Robert prit une profonde inspiration, ses mains serrées sur ses genoux.
« Ça va… comme tous les jours. Cela fait quelque temps que vous me suivez dans mes objectifs à atteindre, et jusque-là... j'ai toujours avancé. Pour être franc, je recherche maintenant une solution concernant le poids que je transporte depuis des années… c'est… c'est ma femme. Élise. Elle est partie il y a vingt ans. Et… je n'arrive pas à avancer. Chaque chose, chaque son, chaque lieu me ramène à elle. Des flashs, des… des images. »
Sa voix se brisa légèrement sur le dernier mot. Il ferma les yeux un instant. Il revoyait Élise, ses cheveux soyeux flottant au vent lors de leur voyage en Toscane. Le soleil caressait son visage alors qu'elle riait, un rire cristallin, léger, qui le remplissait de joie. Le son clair de sa voix alors qu'elle lisait leur poème préféré, un murmure doux et mélodieux. Des moments de pur bonheur, gravés dans sa mémoire, mais qui, aujourd'hui, le transperçaient d'une douleur lancinante.
Le coach écoutait attentivement, sans l'interrompre. Il laissait l'émotion s'exprimer, la pièce emplie du silence respectueux de la compréhension. Robert se sentait fatigué, cette fatigue qui n'est pas physique mais celle de l'âme, une lassitude de combattre sans fin ces vagues de chagrin. Ses objectifs de vie étaient en suspens, comme mis sous cloche le jour de la disparition d'Élise. Il aspirait à les dépoussiérer, à les remettre en mouvement, mais la simple idée de les toucher ranimait une culpabilité sourde.
« Ces images, ces sons, » reprit le coach d'une voix calme, « ils sont si vifs, si intenses, n'est-ce pas ? Comme si elle était là, à chaque instant, dans votre esprit. »
Robert acquiesça, les yeux toujours mi-clos, les images se superposant à la réalité, floutant les contours de la pièce.
« Oui. C'est… c'est une torture douce. Je ne veux pas qu'elle parte, mais je ne peux plus vivre comme ça. C'est comme si j'étais dans une bulle, et chaque fois que j'essaie d'en sortir, ces souvenirs me tirent en arrière. »
Il y avait un mélange de chagrin et d'une étrange résignation dans sa voix, l'habitude d'une douleur devenue presque une compagne.

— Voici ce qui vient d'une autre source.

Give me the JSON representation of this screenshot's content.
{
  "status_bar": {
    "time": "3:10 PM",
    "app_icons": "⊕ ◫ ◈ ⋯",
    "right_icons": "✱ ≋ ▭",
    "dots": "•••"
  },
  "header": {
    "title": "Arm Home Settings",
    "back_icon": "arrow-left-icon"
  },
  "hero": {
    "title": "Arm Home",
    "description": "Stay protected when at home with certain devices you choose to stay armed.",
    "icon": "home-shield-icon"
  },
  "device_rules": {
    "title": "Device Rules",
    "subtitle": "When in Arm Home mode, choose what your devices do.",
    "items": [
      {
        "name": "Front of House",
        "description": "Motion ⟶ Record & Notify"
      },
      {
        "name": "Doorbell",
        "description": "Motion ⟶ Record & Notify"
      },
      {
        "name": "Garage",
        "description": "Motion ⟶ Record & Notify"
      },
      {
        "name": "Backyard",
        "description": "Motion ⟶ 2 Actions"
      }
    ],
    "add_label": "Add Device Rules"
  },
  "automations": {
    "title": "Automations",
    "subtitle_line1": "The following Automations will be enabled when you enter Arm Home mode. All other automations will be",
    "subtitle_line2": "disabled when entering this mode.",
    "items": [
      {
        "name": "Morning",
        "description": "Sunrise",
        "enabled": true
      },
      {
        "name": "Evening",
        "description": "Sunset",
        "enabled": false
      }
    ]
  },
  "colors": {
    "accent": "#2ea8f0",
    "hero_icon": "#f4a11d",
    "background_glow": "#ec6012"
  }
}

Le coach savait que le travail serait délicat. Il ne s'agissait pas d'effacer, mais de transformer. ''Le brouillage'' serait l'outil pour dissocier l'intensité émotionnelle de ces précieux souvenirs, une technique magnifique qui permet de modifier ce que l'on ressent. Pour faire très simple, imaginez que sur une échelle de 1 à 10, vos émotions soient actuellement à 9 ou 10. Le brouillage vous permettrez de faire baisser cette intensité. La résolution n'était pas l'oubli, mais la capacité de se souvenir sans que la douleur ne paralyse. Le chemin serait long, mais une première étape venait d'être franchie : Robert avait enfin nommé son fardeau, et il était prêt à le déposer.